Воевал со всеми, невзирая на должности и звания, руководству «философского фронта» в кошмарах, верно, являлся. Что не по нем — Сталину писал. Академика Александрова, царедворца, просто затравил. Александровскую «Историю западно-европейской философии» с его подачи трепать начали. Госпремию с 3-го тома, «Истории философии» тоже по его милости сняли — а для людей, чье сознание «всецело определяется пайками и должностными окладами», это святое!

Историю идеалистической философии вообще в грош не ставил — ну разве что как «мыслительный материал». Был одержим идеей создания «настоящей» марксистской философии.
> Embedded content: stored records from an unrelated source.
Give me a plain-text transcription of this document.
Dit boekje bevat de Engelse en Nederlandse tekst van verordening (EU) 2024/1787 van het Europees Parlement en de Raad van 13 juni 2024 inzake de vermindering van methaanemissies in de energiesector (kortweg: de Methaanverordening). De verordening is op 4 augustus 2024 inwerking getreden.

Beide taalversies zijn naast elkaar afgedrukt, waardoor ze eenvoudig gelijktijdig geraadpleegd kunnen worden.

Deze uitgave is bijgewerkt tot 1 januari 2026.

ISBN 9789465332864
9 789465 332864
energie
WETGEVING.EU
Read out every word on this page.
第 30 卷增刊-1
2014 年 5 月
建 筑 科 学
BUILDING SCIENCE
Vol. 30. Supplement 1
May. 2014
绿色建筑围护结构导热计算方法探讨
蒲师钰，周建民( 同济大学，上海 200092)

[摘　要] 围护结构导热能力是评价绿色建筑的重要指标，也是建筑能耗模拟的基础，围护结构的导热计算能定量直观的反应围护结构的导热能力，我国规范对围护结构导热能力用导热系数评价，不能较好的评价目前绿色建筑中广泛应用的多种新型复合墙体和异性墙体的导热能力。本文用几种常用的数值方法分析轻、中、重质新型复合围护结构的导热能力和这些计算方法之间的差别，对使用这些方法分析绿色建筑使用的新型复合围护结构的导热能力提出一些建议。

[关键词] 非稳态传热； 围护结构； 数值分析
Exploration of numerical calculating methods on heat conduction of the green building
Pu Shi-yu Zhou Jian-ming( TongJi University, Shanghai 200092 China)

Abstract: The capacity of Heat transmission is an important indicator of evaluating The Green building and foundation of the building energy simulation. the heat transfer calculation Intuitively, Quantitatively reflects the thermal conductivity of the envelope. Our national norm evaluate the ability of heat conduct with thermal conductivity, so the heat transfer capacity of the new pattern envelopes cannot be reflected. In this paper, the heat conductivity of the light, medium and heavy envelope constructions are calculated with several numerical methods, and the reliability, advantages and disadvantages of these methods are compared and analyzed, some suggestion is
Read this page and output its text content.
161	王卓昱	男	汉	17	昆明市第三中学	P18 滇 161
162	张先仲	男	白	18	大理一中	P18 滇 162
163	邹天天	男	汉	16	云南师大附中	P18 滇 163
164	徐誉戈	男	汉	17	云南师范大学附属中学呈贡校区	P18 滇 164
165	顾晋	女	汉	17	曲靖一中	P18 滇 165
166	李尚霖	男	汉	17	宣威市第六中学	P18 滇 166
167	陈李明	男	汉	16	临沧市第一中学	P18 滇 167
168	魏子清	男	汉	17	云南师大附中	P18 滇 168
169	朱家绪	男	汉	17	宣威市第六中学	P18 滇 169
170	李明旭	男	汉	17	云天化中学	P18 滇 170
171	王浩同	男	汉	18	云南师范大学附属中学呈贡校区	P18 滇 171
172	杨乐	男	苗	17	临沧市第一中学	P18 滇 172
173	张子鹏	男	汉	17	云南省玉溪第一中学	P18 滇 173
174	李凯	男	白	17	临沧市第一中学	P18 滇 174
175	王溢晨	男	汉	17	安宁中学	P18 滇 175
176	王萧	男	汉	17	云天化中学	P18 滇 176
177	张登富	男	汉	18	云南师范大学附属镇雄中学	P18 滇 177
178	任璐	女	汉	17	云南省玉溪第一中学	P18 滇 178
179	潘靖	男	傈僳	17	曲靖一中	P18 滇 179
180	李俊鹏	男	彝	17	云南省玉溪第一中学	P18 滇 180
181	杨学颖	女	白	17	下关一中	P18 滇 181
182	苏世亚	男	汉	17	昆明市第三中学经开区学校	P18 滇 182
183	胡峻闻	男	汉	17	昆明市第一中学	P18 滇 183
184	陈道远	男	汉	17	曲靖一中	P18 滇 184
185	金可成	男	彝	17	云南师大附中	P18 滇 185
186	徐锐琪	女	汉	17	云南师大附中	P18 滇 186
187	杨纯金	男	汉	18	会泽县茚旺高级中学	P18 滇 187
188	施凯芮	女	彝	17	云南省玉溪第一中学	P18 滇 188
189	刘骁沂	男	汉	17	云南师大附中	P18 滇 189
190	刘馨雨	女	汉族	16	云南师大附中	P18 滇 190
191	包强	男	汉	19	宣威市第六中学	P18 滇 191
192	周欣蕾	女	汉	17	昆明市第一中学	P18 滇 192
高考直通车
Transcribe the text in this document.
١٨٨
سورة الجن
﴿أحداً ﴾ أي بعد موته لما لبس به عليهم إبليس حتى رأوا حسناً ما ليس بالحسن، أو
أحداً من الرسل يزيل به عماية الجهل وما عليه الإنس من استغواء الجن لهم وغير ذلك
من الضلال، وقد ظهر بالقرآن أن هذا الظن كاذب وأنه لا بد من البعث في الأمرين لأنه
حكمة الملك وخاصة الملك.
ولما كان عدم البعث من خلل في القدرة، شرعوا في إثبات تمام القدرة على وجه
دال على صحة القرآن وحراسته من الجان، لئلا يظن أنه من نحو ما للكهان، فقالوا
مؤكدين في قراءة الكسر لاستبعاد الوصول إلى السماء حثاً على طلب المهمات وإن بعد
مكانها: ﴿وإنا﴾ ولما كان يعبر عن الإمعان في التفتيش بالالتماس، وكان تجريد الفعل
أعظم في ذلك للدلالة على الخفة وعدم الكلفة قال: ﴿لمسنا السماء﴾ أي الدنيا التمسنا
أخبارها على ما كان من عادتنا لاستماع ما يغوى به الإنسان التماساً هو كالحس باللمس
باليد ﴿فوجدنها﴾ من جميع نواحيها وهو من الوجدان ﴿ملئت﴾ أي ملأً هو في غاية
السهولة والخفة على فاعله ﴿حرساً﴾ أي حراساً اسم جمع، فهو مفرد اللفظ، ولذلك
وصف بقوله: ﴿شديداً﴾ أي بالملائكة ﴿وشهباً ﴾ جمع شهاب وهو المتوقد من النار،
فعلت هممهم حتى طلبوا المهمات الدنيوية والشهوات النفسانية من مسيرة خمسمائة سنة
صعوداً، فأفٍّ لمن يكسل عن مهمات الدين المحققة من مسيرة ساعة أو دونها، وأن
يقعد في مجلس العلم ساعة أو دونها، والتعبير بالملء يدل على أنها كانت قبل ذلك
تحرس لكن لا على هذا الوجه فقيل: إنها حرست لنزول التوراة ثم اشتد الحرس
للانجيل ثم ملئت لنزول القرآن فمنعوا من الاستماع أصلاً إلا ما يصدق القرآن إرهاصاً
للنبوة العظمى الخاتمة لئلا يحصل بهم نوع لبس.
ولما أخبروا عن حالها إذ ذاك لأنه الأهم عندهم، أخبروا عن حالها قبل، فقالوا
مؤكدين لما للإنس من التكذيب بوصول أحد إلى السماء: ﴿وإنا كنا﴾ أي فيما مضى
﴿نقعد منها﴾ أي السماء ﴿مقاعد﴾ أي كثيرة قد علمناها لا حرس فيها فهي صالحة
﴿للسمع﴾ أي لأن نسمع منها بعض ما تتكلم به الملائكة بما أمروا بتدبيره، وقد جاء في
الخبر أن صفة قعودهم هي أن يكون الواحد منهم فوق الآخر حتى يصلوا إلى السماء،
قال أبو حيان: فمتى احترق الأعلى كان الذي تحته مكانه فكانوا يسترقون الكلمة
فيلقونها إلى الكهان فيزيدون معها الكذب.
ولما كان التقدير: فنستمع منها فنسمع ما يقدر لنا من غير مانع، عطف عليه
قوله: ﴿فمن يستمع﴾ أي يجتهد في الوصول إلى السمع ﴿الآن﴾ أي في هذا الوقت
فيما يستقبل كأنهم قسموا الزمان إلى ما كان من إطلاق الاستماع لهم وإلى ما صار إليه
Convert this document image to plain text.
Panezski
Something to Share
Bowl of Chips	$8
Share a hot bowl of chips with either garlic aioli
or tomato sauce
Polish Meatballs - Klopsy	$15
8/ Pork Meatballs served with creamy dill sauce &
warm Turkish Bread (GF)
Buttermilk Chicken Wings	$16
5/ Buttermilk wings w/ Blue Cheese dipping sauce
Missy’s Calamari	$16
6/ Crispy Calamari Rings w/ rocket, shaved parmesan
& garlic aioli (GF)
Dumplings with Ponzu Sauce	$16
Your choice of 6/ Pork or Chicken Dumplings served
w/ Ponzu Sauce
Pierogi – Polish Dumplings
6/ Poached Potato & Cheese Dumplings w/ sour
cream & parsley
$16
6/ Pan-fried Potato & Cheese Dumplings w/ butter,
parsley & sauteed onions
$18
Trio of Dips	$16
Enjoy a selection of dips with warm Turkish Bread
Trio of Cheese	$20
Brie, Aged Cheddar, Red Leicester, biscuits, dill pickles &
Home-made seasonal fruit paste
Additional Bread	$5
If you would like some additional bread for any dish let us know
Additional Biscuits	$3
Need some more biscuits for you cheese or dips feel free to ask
Над заслуженными профессорами кафедры истории философии просто издевался. «Согласны ли вы с высказыванием Ленина о том, что идеализм есть утонченная поповщина?» — ехидно спрашивал. «Согласен», — лепечет несчастный, куда ж деваться? «В таком случае, развитие идеализма нужно изучать в курсе не истории философии, а истории религии».

Любил шокировать расслабившихся слушателей цитатой из Маркса: «Философия относится к позитивным наукам — как онанизм к половой любви».

Собственные убеждения отстаивал бескомпромиссно. Расходятся с официальным курсом? Тем хуже для курса. «За что мы будем критиковать Фалеса? За что мы будем критиковать Дидро? За то, что не были диалектиками. Да ведь они и не могли быть диалектиками. Они были представителями своего времени, опирались на знания своего времени, отражали интересы своего времени» (Г. С. Батыгин, И. Ф. Девятко. «Дело профессора 3. Я. Белецкого»).

Считал, что ленинская работа «Три источника и три составных части марксизма» — чушь собачья, и марксизм из идеализма вытекать не может. Добился, чтобы «Три источника» вычеркнули из учебной программы.

Или затевал «схоластические диспуты» о том, что такое истина. Превратил вопрос об «объективной истине» чуть ли не в основной вопрос философии. Утверждал, что объективная истина существует не в познании, а независимо от познающего субъекта.

Не писал ничего принципиально: «Вы должны раз и навсегда усвоить, что каждая книжка осуждена уже фактом своего опубликования». Считал, что идеи не рождаются из идей. Вел феерические семинары. Ш. М. Герман, один из «молодых коллег», вспоминал уже в конце 90-х: «…Семинарские занятия — это был блеск мысли. И самое главное, это была мысль, которая никого не давила. Если ты с ним в чем-то не соглашался, ты мог смело выступить, хотя в подавляющем большинстве случаев он тебя раскладывал на обе лопатки. Но иногда и его раскладывали, и он это признавал и соглашался. Я думаю, что главное, чему учил Белецкий своих учеников, это… Вот слово «свободомыслие», наверно, не подходит… просто самостоятельности мышления».

Начальство ненавидело его люто. Чредой сменяющиеся, подсиживающие друг друга деканы в данном случае были трогательно единодушны. В 49-м, при приеме в аспирантуру, основной вопрос ставился недвусмысленно: «Сколько раз и где ты выступал против Белецкого?» Тогда свалить его не удалось — Сталина побоялись. А в 55-м расклад был уже другим. Вот Молодцов, новый декан (тот, которого «в область мышления не затащишь») и подсуетился: подослал стенографистку на диспут Белецкого «Что такое философия?», да стенограмму в ЦК и отправил. А в ней чего только не было, при прямом попустительстве…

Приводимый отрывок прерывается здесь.